The first appeared in Matt Taylor’s driveway in Redding, 12 miles (19 kilometers) north of Boston.

“When we were building the bar in this neighborhood, the neighbors thought the bar would live here full time,” he said. “We had to calm them down a little.”

They worked until about 1 a.m. the night before their first rental. Matt said he was worried the windows might crack when they first towed it on the highway, but it went smoothly.

What started as a pandemic project has since evolved into a small business with four bars, including two Irish pubs, that are booked out most weekends throughout the year.

The brothers wanted the bistros to feel like real Irish pubs, not themed party paraphernalia.

“We have Irish friends who say to us, ‘You better not have fairies and stuff in there,'” Craig Taylor said. “So we said, ‘No, it’s going to be original.’

They visited Irish pubs throughout New England while designing the interiors, and settled on classic colors like jade green and Irish cream.

Almost every detail inside has a story, including a bar built from the front panel of an 1864 piano and church pews salvaged from a local church for seating.

A pair of horseshoes from a farm in Ipswich hung above the door for good luck: they point down as guests enter and up as they leave.

The chantry shelf holds a book of Irish surnames where visitors mark their family names, sometimes with a dollar bill on the page, sparking conversations about lineage.

There are packets of Scampi Fries — a popular snack imported from Ireland — and a corkboard with patches of police and fire departments, a common tradition at bars where first responders congregate.

One sign they’ve gotten it right, Craig Taylor said, is when guests start pointing to things inside — a scampi potato, a family name, a familiar song — moments when the experience goes from something new to something personal.

Guinness rented Taylors’ pubs for weeks at a time. They were also used by a state senator during the St. Patrick’s Day Parade in South Boston. Bars were even rented for celebrations of life after funeral ceremonies.

Jared Guthrie of Swampscott said his family has rented the original for years now as part of their longtime annual St. Patrick’s Day celebration.
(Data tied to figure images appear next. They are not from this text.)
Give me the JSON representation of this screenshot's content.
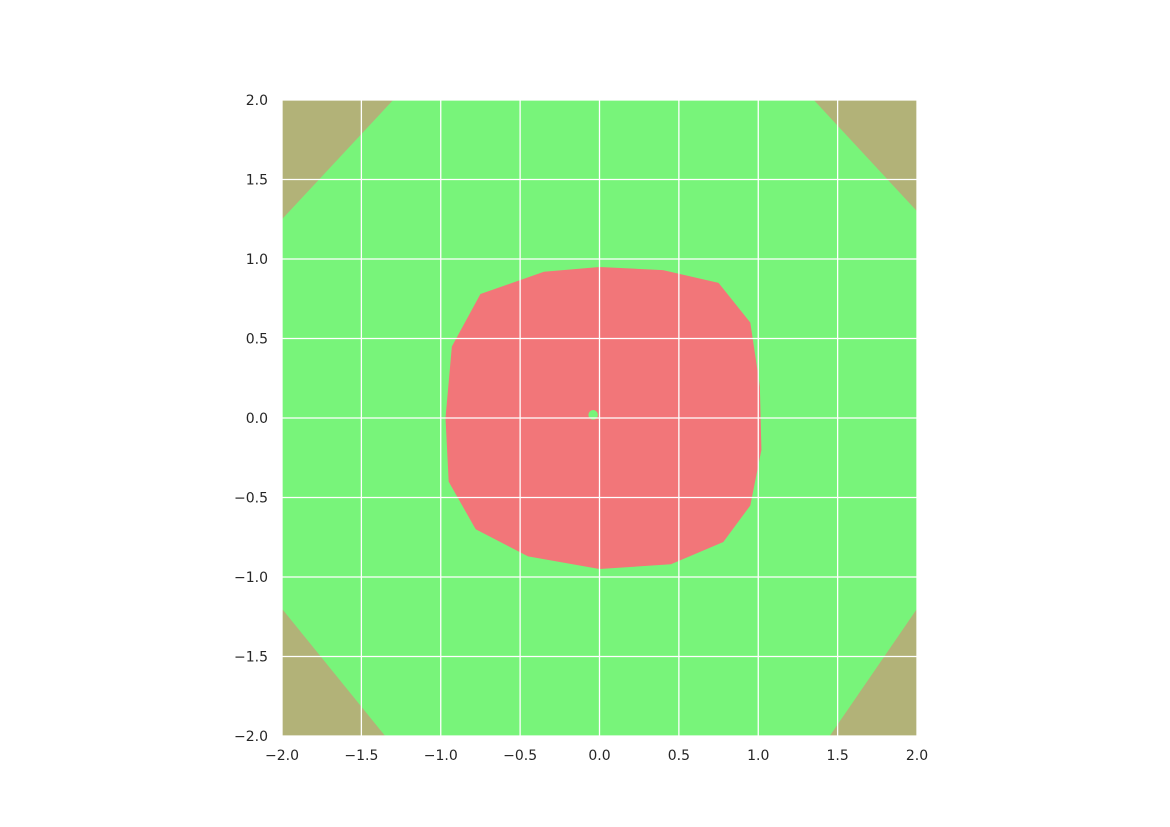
{
  "chart_data": {
    "type": "heatmap",
    "title": "",
    "xlabel": "",
    "ylabel": "",
    "xlim": [
      -2.0,
      2.0
    ],
    "ylim": [
      -2.0,
      2.0
    ],
    "grid": true,
    "x_ticks": [
      -2.0,
      -1.5,
      -1.0,
      -0.5,
      0.0,
      0.5,
      1.0,
      1.5,
      2.0
    ],
    "y_ticks": [
      -2.0,
      -1.5,
      -1.0,
      -0.5,
      0.0,
      0.5,
      1.0,
      1.5,
      2.0
    ],
    "x_tick_labels": [
      "−2.0",
      "−1.5",
      "−1.0",
      "−0.5",
      "0.0",
      "0.5",
      "1.0",
      "1.5",
      "2.0"
    ],
    "y_tick_labels": [
      "−2.0",
      "−1.5",
      "−1.0",
      "−0.5",
      "0.0",
      "0.5",
      "1.0",
      "1.5",
      "2.0"
    ],
    "regions": [
      {
        "color": "#b2b278",
        "description_points": "outer corners",
        "boundary_inner_radius_inf_norm_diag": [
          1.15,
          1.15
        ]
      },
      {
        "color": "#78f47a",
        "boundary": [
          [
            -1.3,
            2.0
          ],
          [
            1.35,
            2.0
          ],
          [
            2.0,
            1.3
          ],
          [
            2.0,
            -1.2
          ],
          [
            1.45,
            -2.0
          ],
          [
            -1.35,
            -2.0
          ],
          [
            -2.0,
            -1.2
          ],
          [
            -2.0,
            1.25
          ]
        ]
      },
      {
        "color": "#f27679",
        "boundary": [
          [
            0.0,
            0.95
          ],
          [
            0.4,
            0.93
          ],
          [
            0.75,
            0.85
          ],
          [
            0.95,
            0.6
          ],
          [
            1.01,
            0.2
          ],
          [
            1.02,
            -0.2
          ],
          [
            0.95,
            -0.55
          ],
          [
            0.78,
            -0.78
          ],
          [
            0.45,
            -0.92
          ],
          [
            0.0,
            -0.95
          ],
          [
            -0.45,
            -0.87
          ],
          [
            -0.78,
            -0.7
          ],
          [
            -0.95,
            -0.4
          ],
          [
            -0.97,
            0.0
          ],
          [
            -0.93,
            0.45
          ],
          [
            -0.75,
            0.78
          ],
          [
            -0.35,
            0.92
          ]
        ]
      },
      {
        "color": "#78f47a",
        "description_points": "center dot",
        "center": [
          -0.04,
          0.02
        ],
        "radius": 0.03
      }
    ]
  }
}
The party attracts about 125 people, with an Irish band playing inside the house while guests move between rooms, the bar and the waterfront courtyard overlooking the ocean, Guthrie said.

Guests gather inside to take turns playing bartender, telling stories, and singing songs — sometimes traditional Irish tunes or Gaelic lyrics that Guthrie said you rarely hear outside of family gatherings.
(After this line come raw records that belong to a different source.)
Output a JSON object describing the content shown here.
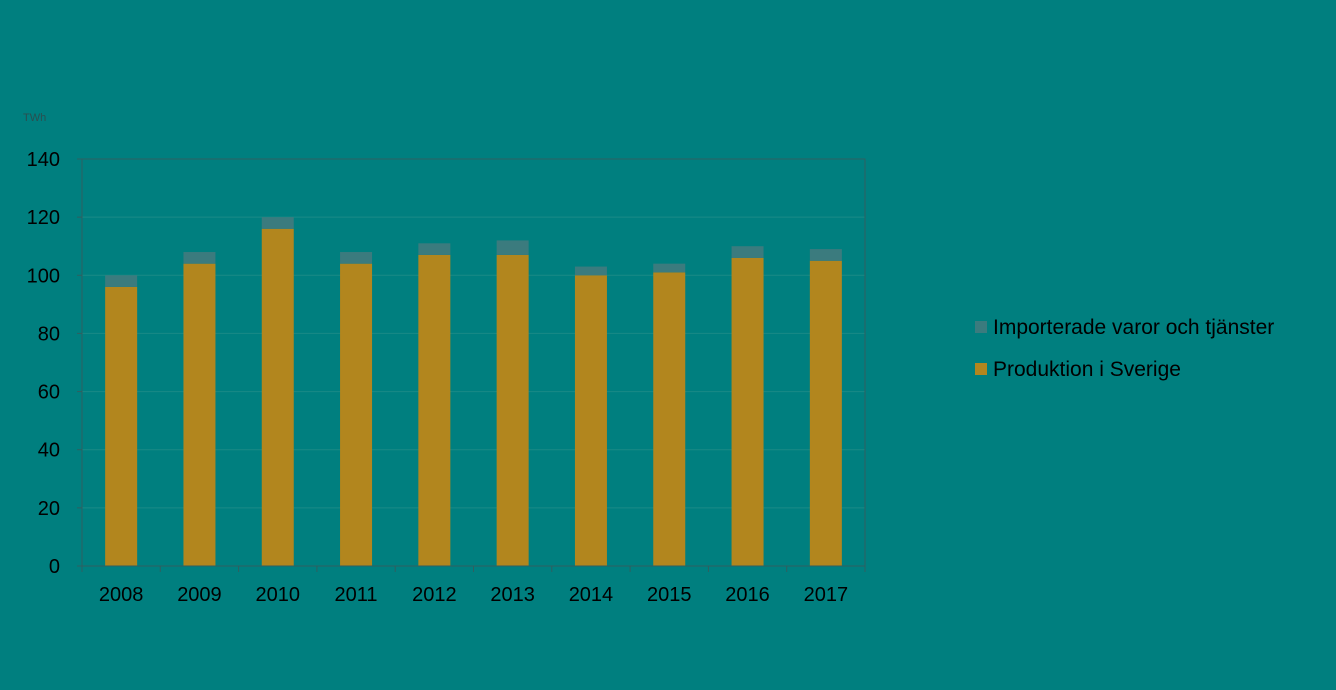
{
  "chart_data": {
    "type": "bar",
    "stacked": true,
    "title": "",
    "unit_label": "TWh",
    "xlabel": "",
    "ylabel": "",
    "ylim": [
      0,
      140
    ],
    "yticks": [
      0,
      20,
      40,
      60,
      80,
      100,
      120,
      140
    ],
    "grid": true,
    "legend_position": "right",
    "categories": [
      "2008",
      "2009",
      "2010",
      "2011",
      "2012",
      "2013",
      "2014",
      "2015",
      "2016",
      "2017"
    ],
    "series": [
      {
        "name": "Produktion i Sverige",
        "color": "#b2861e",
        "values": [
          96,
          104,
          116,
          104,
          107,
          107,
          100,
          101,
          106,
          105
        ]
      },
      {
        "name": "Importerade varor och tjänster",
        "color": "#3b7b7e",
        "values": [
          4,
          4,
          4,
          4,
          4,
          5,
          3,
          3,
          4,
          4
        ]
      }
    ],
    "legend_order": [
      "Importerade varor och tjänster",
      "Produktion i Sverige"
    ]
  },
  "colors": {
    "background": "#007f7f",
    "axis": "#2f5f60",
    "grid": "#1a8a86",
    "text": "#000000"
  }
}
“People feel emboldened,” he added. “There’s a lot of singing that happens in that bar. It’s a place where people naturally come together.”

Before each event, the brothers personalize the space with custom posters often designed with a family crest naming the host as the bar’s temporary “owner.”
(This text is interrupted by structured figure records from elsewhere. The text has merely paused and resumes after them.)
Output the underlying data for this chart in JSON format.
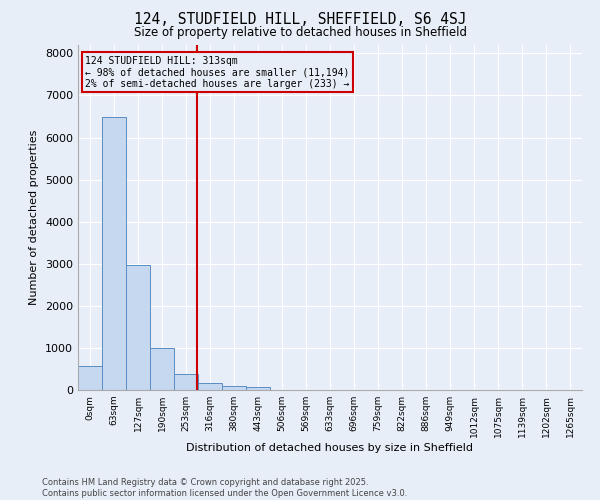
{
  "title_line1": "124, STUDFIELD HILL, SHEFFIELD, S6 4SJ",
  "title_line2": "Size of property relative to detached houses in Sheffield",
  "xlabel": "Distribution of detached houses by size in Sheffield",
  "ylabel": "Number of detached properties",
  "bar_labels": [
    "0sqm",
    "63sqm",
    "127sqm",
    "190sqm",
    "253sqm",
    "316sqm",
    "380sqm",
    "443sqm",
    "506sqm",
    "569sqm",
    "633sqm",
    "696sqm",
    "759sqm",
    "822sqm",
    "886sqm",
    "949sqm",
    "1012sqm",
    "1075sqm",
    "1139sqm",
    "1202sqm",
    "1265sqm"
  ],
  "bar_values": [
    580,
    6480,
    2980,
    1000,
    380,
    160,
    100,
    70,
    0,
    0,
    0,
    0,
    0,
    0,
    0,
    0,
    0,
    0,
    0,
    0,
    0
  ],
  "bar_color": "#c5d8f0",
  "bar_edge_color": "#5b8ec4",
  "ylim": [
    0,
    8200
  ],
  "yticks": [
    0,
    1000,
    2000,
    3000,
    4000,
    5000,
    6000,
    7000,
    8000
  ],
  "vline_x": 4.96,
  "vline_color": "#cc0000",
  "annotation_title": "124 STUDFIELD HILL: 313sqm",
  "annotation_line1": "← 98% of detached houses are smaller (11,194)",
  "annotation_line2": "2% of semi-detached houses are larger (233) →",
  "annotation_box_color": "#cc0000",
  "background_color": "#e8eef8",
  "grid_color": "#ffffff",
  "footnote_line1": "Contains HM Land Registry data © Crown copyright and database right 2025.",
  "footnote_line2": "Contains public sector information licensed under the Open Government Licence v3.0."
}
“It’s special for a lot of people to be able to come to an authentic Irish pub,” Matt Taylor said. “They may not be able to return to their old country, so it is meaningful to them.”

The parties continue despite the rain, heat or snow. Each pub is equipped with both heating and air conditioning for all seasons.

The Taylors wait until everything is ready — the lights are low, the music is on, the taps are flowing — before letting guests into the bistro.

When people walk inside for the first time, “it’s like Christmas morning,” Craig Taylor said.

That moment often feels like being transported to another place, he said, a place connected to memories of family, tradition and Ireland itself.

“People say you’re like Santa Claus,” Craig Taylor said. “You provide joy every day.”

When night falls, they are in no hurry to take the bar away.

“We never want to kick anyone out of an Irish pub,” Matt Taylor said.

So instead of picking them up late at night, they come back the next morning.

When he asked the hosts how long the party was, the answer was often the same: “Like, 3 a.m.,” Craig Taylor said.

When he and his brother come to take up the bar, he jokes: “Sometimes there are people sleeping on the wooden benches.”